On the other hand, there is clear evidence that evolution does encourage modularity. The reasoning is that biomolecules are organized in modules because modules can evolve independently, and thus make the organism as a whole more evolveable, i.e. more flexible to adapt over the course of generations.

Consider the phage phi-X174. (A phage is a virus that targets bacteria). It has 11 genes spread over no more than 5386 nucleotides. Its genome is so condensed that several genes overlap, in a certain section even three genes overlap. That means that if in that region one nucleotide is changed, three genes will be affected. In the case of phi-X174, evolution selected a genome as short as possible, so that it can replicate extremely quickly. The downside is that phi-X174 can’t evolve anymore.

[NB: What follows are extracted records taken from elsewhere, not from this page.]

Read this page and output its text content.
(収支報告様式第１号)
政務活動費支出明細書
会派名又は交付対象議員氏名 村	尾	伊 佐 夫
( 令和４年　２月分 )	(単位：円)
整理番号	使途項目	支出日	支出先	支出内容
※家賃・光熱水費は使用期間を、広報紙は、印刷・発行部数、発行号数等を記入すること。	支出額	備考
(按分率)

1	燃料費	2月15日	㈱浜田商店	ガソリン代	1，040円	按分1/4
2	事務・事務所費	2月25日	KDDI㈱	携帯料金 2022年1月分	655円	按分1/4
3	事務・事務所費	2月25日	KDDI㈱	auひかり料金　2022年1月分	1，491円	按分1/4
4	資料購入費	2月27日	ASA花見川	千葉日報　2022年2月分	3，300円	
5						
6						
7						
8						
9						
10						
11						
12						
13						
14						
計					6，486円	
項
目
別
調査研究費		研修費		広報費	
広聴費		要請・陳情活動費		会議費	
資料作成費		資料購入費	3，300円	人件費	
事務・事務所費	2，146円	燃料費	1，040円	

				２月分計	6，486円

It is an evolutionary dead-end. To a phage, the genes are its modules and overlapping genes destroy modularity.

There is a clear parallel in software development. Computer programmers usually strive for a modular design. Code is “smelly” when there are too many interactions across the boundaries of modules. You know you have a problem when you fix a bug and two new bugs appear in totally unrelated places. When this happens it’s time to start paying off your technical debt, or face the risk of entering a spiral of doom.

In the bazaar of open source, there are always a dozen projects in any category competing for developer resources and public attention. Thus modular development is favored in the long run. A non-modular project can probably be developed quicker initially, but this comes at the cost of flexibility to add new features. Therefore there is a simple natural selection process going on, where projects have to become modular or face being out-competed. Modularity means evolveability, and ensures long term survival.